Начальство между тем уже говорило про Леокадию:
— Интересная женщина, ну как не устроить на службу. Пускай себе чертит дудки — это изящное рукоделье, как в старину рисовали в альбомах.
Сергей вздохнул и поднял глаза:
— Со мной тоже случился интересный случай, не здесь, правда, а на Камчатке{237}.

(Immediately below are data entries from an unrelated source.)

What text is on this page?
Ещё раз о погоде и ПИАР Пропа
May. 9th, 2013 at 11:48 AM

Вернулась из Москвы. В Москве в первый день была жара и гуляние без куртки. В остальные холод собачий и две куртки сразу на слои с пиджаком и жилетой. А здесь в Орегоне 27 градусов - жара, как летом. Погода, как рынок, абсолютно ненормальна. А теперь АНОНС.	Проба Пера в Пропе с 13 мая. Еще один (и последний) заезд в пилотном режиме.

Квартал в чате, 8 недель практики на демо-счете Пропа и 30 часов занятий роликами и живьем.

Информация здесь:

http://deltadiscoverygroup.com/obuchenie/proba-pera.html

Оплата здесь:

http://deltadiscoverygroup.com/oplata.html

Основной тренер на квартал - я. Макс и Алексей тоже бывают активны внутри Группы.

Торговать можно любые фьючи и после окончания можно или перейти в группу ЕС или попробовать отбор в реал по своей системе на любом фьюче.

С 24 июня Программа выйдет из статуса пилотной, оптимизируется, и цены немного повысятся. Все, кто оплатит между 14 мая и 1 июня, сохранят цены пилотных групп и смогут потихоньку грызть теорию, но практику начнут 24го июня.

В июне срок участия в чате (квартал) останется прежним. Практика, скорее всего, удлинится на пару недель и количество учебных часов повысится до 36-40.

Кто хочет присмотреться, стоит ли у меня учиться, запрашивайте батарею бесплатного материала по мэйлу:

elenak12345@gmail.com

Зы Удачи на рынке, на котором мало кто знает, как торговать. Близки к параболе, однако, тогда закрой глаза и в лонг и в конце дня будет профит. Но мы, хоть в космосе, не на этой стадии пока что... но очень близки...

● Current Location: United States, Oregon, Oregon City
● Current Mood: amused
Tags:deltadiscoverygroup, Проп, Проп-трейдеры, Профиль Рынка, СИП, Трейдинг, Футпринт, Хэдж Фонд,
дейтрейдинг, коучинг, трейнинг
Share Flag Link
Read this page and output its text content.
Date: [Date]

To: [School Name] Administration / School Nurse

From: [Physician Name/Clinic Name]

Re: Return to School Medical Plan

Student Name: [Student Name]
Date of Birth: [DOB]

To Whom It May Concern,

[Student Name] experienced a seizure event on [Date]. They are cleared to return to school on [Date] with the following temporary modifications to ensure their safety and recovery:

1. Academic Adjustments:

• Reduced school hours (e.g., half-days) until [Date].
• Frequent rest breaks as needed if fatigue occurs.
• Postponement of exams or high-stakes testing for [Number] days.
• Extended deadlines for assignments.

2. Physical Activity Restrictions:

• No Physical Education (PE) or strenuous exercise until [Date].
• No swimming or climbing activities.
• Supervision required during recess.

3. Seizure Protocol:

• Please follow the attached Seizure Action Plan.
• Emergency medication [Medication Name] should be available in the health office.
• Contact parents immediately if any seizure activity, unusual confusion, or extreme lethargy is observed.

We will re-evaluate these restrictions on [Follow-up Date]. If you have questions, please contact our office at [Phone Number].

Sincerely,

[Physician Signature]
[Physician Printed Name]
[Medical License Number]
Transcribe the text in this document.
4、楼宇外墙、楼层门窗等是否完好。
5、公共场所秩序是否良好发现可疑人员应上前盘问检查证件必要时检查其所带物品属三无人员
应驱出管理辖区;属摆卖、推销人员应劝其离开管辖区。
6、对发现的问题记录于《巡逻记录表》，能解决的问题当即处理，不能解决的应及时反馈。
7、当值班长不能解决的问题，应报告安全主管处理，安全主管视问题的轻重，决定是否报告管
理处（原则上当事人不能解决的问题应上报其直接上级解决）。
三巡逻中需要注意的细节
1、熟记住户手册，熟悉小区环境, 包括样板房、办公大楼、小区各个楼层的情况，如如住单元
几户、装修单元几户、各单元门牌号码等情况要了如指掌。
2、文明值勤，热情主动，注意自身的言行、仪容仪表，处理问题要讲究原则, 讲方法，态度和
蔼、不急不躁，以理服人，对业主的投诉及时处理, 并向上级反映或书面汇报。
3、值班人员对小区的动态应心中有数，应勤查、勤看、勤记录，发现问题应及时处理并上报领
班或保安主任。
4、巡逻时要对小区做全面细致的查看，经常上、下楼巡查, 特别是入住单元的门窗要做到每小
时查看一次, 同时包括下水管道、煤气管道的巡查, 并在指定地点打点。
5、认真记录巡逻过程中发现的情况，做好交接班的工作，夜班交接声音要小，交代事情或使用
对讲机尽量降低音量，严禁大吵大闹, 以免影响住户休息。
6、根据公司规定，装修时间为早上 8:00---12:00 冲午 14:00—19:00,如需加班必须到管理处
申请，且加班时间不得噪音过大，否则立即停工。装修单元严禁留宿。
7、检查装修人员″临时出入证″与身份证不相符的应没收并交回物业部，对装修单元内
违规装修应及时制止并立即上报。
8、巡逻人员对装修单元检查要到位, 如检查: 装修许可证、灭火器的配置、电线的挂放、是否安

— А в качестве кого вы там были?
— Разрешите обойти этот пункт молчанием, говорить о себе я считал бы нескромным. На Камчатке хорошо знакомы с сопками, но совершенно не знали любви. Бедность природы не способствовала развитию чувств, на полях рос один только лук, и прирост населения был крайне медленным. Добротная оленья шкура, добрая бутылка рыбьего жира — эти вещи гораздо более занимали камчадалов, чем то, что творилось второпях в убогих юртах, отдающих ворванью. Так продолжалось до двадцатых годов прошлого столетия. Известно, что как раз тогда произошла пресловутая ссора митрополита Платона с императором Александром. Дело в том, что митрополит, учитывая увлечение светских людей всем французским, вплоть до католицизма, решил в противовес отправлять православное богослужение на французском языке. «На всяком языке можно поведать славу божию, — так размышлял митрополит, — отчего же не читать ектенью на французском, она тем скорее проймет сердца дам с высокими талиями и прическами а la grecque и закоснелые умы престарелых вольтерьянцев». Митрополит сам взялся переводить текст литургии. Настал долгожданный день. В Казанском соборе на амвон вышел дьякон, встряхнул шевелюрой и прорычал: «Бенŭ, деспóт{238}» — так митрополит, перевел «Благослови, владыко». Аракчеева, присутствовавшего при богослужении, передернуло. Молодые люди гнусного вида, во фраках{239}, аплодисментами встретили этот возглас дьякона, и никогда стены собора не наблюдали такого энтузиазма молящихся. Молебствие вылилось в нечто политическое. Когда же хор мальчиков в польских кунтушах, плохо справляясь с французским произношением, затянул серафическими голосами: «Сеньер, ейе питье де ну, тье де ну, тье де ну», а басы подхватили: «Туа, сеньор, а туа, сеньор», — пришлось вмешаться самому санкт-петербургскому обер-полицмейстеру и экстренными мерами прекратить увлекательное богослужение. На другой же день митрополит Платон был высочайше выслан на Камчатку. Там он немедленно занялся изучением камчатского языка и сделал в нем такие успехи, что уже через месяц в провонявшей юрте, именовавшейся кафедральным собором, произнес проповедь на этом языке перед насильно согнанными из окрестностей камчадалами и алеутами.